İnsanlık, anlamdan uzak, ruhsuz bir kalabalık içinde kaybolmaktadır. Gerçek acı, yaşamı bir kalıba sıkıştırıp farkındalık geliştirmemektir. Gerçek kurtuluş ise sorgulamakta, öğrenmekte ve gelişime açık olmaktadır. Bir insanın gerçek ölümü, bedeni toprağa girdiğinde değil, düşünmeyi bıraktığında gerçekleşir.
İnsan, anlam arayışı içinde bir varlıktır. Ancak pek çoğu, farkına bile varmadan hayatlarını tekrarlardan ibaret bir döngü içinde tüketir. Günler birbirini takip eder, yüzler değişse de sözler aynıdır. Konuşmalar hep aynı çerçevede döner, düşünceler belirli kalıplara sıkışmıştır. Konuşanlar, söylediklerinin ve yaşadıklarının olması gerektiği gibi olduğunu zanneder ve bu şekilde yaşamaya devam ederler.

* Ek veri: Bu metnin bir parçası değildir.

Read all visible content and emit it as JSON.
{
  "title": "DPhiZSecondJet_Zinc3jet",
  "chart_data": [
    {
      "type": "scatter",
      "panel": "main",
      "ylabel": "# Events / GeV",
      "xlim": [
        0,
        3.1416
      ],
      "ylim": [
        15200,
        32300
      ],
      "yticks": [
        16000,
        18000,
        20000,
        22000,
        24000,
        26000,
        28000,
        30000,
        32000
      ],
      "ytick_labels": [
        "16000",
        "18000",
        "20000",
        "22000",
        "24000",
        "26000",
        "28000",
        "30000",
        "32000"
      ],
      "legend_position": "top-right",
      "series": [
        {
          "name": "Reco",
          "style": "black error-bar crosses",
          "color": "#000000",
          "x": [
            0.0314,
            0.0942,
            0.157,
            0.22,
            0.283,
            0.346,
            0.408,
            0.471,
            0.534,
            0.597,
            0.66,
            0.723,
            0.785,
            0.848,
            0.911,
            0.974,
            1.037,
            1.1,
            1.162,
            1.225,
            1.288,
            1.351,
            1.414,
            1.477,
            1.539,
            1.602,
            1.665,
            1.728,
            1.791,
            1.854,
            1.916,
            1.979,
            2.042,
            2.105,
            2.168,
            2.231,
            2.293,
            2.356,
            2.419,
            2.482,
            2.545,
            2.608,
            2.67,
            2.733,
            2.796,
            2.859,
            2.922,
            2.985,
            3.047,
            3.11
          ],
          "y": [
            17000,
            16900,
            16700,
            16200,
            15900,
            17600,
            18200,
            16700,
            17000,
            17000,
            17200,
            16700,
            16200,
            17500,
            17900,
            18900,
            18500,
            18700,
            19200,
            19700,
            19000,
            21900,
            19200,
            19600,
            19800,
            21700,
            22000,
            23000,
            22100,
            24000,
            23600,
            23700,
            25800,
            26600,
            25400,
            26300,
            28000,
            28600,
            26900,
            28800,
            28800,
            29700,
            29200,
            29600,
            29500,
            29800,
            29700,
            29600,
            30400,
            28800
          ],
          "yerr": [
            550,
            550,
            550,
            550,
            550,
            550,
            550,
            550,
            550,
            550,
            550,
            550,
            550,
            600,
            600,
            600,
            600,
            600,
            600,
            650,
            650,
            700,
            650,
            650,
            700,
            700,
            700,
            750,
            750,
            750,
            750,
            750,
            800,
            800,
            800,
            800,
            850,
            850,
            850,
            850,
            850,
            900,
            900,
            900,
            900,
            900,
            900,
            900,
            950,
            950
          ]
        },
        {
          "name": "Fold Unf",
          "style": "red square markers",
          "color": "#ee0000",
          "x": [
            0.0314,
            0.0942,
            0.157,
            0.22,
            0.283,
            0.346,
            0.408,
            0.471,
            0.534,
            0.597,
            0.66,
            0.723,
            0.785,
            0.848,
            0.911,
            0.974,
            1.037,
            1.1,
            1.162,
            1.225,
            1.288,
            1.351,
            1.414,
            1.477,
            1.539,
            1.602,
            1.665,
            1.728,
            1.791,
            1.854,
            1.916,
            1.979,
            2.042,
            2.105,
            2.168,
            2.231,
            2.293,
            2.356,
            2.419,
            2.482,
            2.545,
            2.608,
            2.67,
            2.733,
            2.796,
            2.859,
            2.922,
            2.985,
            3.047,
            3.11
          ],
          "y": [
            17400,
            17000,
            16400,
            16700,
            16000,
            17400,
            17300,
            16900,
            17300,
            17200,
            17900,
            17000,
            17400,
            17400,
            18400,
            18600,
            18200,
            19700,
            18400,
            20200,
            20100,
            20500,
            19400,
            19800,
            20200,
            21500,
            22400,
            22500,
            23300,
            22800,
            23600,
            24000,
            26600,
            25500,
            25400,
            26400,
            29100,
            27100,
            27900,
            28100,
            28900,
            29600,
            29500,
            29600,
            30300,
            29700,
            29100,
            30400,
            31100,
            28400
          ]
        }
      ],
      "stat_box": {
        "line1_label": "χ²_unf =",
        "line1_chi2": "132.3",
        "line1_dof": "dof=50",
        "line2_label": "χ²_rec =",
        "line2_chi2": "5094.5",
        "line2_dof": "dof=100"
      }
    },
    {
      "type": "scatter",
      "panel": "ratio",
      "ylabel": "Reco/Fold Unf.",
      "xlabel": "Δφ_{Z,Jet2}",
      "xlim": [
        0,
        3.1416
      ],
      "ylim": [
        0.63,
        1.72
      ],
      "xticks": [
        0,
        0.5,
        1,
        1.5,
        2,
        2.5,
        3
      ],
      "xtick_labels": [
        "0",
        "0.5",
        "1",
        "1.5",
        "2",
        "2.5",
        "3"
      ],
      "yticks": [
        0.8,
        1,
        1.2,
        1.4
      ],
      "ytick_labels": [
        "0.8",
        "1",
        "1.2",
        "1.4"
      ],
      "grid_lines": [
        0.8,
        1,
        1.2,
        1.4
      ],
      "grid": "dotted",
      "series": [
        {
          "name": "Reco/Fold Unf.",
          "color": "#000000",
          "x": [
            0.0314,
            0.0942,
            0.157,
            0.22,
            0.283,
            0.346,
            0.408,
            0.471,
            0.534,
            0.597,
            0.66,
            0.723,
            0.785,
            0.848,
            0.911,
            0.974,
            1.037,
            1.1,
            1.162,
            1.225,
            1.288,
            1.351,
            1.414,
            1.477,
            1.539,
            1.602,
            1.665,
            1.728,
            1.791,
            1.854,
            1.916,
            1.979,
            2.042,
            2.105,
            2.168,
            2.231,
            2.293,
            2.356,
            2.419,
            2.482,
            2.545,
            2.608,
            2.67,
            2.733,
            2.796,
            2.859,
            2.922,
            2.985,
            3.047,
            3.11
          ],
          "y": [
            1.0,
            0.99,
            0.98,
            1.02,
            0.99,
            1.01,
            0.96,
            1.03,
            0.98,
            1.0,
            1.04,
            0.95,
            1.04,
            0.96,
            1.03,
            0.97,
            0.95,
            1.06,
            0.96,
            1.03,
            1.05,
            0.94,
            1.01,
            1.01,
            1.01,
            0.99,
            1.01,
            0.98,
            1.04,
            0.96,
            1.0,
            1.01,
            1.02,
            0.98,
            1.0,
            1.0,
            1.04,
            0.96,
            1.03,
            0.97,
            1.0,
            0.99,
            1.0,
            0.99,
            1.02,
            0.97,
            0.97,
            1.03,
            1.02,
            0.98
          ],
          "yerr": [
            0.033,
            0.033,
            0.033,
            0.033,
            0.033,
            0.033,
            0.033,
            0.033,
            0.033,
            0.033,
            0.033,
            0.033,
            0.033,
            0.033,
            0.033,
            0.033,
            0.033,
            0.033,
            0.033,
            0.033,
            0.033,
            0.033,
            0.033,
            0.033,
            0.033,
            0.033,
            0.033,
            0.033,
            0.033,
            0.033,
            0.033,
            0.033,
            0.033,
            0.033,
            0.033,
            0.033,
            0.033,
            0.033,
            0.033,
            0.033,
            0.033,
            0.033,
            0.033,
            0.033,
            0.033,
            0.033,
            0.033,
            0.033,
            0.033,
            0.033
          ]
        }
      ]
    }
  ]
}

Oysa bir noktada durup geriye bakıldığında, bu düzenin içinde derin bir boşluk hissedilir. İşte insanın en büyük acılarından biri budur: Tekrara mahkûm olmak, düşünmeden yaşamak ve yaşamın anlamını yitirdiğini fark etmek.
Bir diğer dayanılmaz acı ise gelişememektir. İnsan doğduğunda, içinde büyüdüğü toplumun inançlarını, değerlerini, yaşam tarzını olduğu gibi kabul eder. Eğer Portekiz’de doğmuş olsaydı Katolik, Almanya’da doğmuş olsaydı Protestan, Türkiye’de doğmuş olsaydı büyük ihtimalle Müslüman olurdu. İsrail’de doğan biri Musevi olurken, Hindistan’da doğan biri Hindu olarak yetişirdi. İnsanlar, doğdukları toplumun inancını sorgulamadan benimser ve bunun en doğru, en gerçek yol olduğuna inanırlar. Ancak burada önemli bir soru ortaya çıkar: Eğer hakikat tekse, geri kalan binlerce inanış yanlış mı? Ya da biz sadece doğduğumuz yerin inancını benimseyerek, gerçeği aramaktan kaçmış mı oluyoruz? İşte bu soruyu sormadan yaşamak, insanın gelişimini durduran en büyük engeldir.
Yaş ilerledikçe ve ömrün sonuna yaklaşıldığında, gençlikte peşinden koşulan düşüncelerin, uğruna kavgalar verilen fikirlerin, endişelerin ve umutların aslında ne kadar anlamsız olduğu fark edilir. Zamanında büyük görünen meselelerin, aslında küçük ve önemsiz olduğu anlaşılır. Ancak ne acıdır ki, yaşlılıkta insanlar bilgelik yerine geçmişin anlamsız hatıralarını konuşurlar. Dünya büyük değişimlerden geçerken, insanlar hâlâ gençliklerinde yaptıkları kavgaları, kırgınlıkları ve hatalarını tekrar ederler. Oysa dünya değişmiştir. Yeni bir sanayi çağı başlamış, yapay zekâ insanlığın sınırlarını yeniden çizmiş, bilim ve teknoloji akıl almaz boyutlara ulaşmıştır. Ancak çoğu insan bu değişimin farkında bile değildir, çünkü gençliklerinde de gelişmeye ve öğrenmeye açık olmamışlardır.
Bir şairin dediği gibi:
“Dünya boşalmış, ama bizim haberimiz yok.
Güneşe göç başlamış, ondan da haberimiz yok.”
İnsanlık, anlamdan uzak, ruhsuz bir kalabalık içinde kaybolmaktadır. Gerçek acı, yaşamı bir kalıba sıkıştırıp farkındalık geliştirmemektir. Gerçek kurtuluş ise sorgulamakta, öğrenmekte ve gelişime açık olmaktadır. Bir insanın gerçek ölümü, bedeni toprağa girdiğinde değil, düşünmeyi bıraktığında gerçekleşir.